Yani, "namespaceSelector" ile namespace üzerindeki labellara göre, namespaceleri seçiyoruz. Yani biz network policy'nin atanacağı podlara, namespace b'den, namespace c'den, namespace d'den, herhangi bir podun erişmesini istiyorsak, tek tek oradaki podları belirtmek, oradaki podların IP adreslerini belirtmek yerine şunu diyebiliriz; Git team=b isimli labela sahip, namespaceleri bul, bu namespaceler içerisinde, bütün podlara bizim network policy'i atadığımız podların veya podun 80 portuna erişebilsin. Şeklinde belirtebiliyoruz. Bunu da 2.seçeneğimiz olan, namespaceSelector ile yapabiliyoruz.
3.seçeneğimiz pod selector, bu sefer de spesifik olarak pod seçebiliriz. Yani diyebiliriz ki; app:frontend labelına sahip, pod(lar) bu network policy'nin atandığı pod(lar)a 80 portu üzerinden erişebilsin diyebiliyoruz.
Hem ingress, hem egress'de kullanabileceğimiz tanım şekilleri, bu şekilde 3 adettir. Yani biz podSelector ile pod seçeriz, namespaceSelector ile namespace seçeriz. Ya da, IPblock ile erişebilecek IP bloklarını seçeriz.
Örnekte, ingress 'de "from" tanımı altında, nerelerden erişilebileceğini seçtik ve daha sonra ports kısmında hangi portların açık olacağını seçiyoruz. Dilersek ports kısmında, endport tanımı girersek port aralığı da verebiliyoruz.
Kısacası, ingress anahtarı ile gelen trafiği kısıtlamak için "from" anahtarı kısmında IPblock-namespaceSelector ve podSelector ile, gerekli select işlemlerini yaparak, kime izin vereceğimizi belirtiyoruz. Ardından port kısmında, hangi portlar üzerinden trafik geleceğini belirtiyoruz.
Engress kısmında da, yine aynı mantık, yine yukarıda belirttiğim 3 seçeneği de kullanabiliriz. Fakat bu sefer podların dış dünyaya, yani dışa gönderdikleri trafiği kısıtlıyoruz.

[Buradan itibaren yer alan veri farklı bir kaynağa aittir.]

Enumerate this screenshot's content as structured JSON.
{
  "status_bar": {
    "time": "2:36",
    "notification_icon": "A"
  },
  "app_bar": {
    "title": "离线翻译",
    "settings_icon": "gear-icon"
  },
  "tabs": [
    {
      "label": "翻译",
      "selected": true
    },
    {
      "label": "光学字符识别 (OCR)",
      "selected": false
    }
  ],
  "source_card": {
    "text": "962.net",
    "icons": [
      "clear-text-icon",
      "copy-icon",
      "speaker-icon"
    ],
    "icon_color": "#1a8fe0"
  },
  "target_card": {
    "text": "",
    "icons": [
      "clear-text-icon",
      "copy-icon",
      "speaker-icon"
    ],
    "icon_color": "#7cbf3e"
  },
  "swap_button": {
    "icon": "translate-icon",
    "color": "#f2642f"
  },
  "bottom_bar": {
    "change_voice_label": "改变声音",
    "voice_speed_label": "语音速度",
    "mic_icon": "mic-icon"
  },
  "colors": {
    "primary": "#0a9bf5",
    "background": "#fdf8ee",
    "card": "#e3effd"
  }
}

Bu örnekte, egress olarak network policy'nin atandığı podlardan sadece 1.1.1.1/32 IP adresine 80 portundan erişilebilsin, bunun dışında hiç bir yere erişim izni olmasın şeklinde bir policy oluşturmuş oluyoruz.
Network policy'ler bu şekilde oluşturuluyor. Bu örnekleri kendi ihtiyaçlarımıza göre belirtebiliriz.
Birden fazla policy, bir poda atanabilir. Bir poda yada podlara, birden fazla network policy atanmış ise, bu policylerde oluşturulmuş ingress ve egress kurallarının birleşimi şeklinde atanır. Yani her oluşturulan rule, onun üzerine eklenerek atanır.
Network policy kısmında, belirlediğimiz kurallar izin vermek mantığındadır. Yani yukarıdaki örnekte diyoruz ki, 1.1.1.1'e izin ver. Bunun dışında buraya yazılmayan bütün egress trafiği kapatılır.
Aynı şekilde, ingress'de de diyoruz ki, bu IP bloğuna, bu namespace'e, bu poda izin ver. Bunun dışındaki bütün trafiği kapat. Varsayılan olarak network policy atanmamış pod veya podlar, her yerden ve her yere erişilebilir ve erişir. Pod'a network policy atandığı anda, sadece yazılan kurallarda yazılı source ve destination'lar geçerli olur.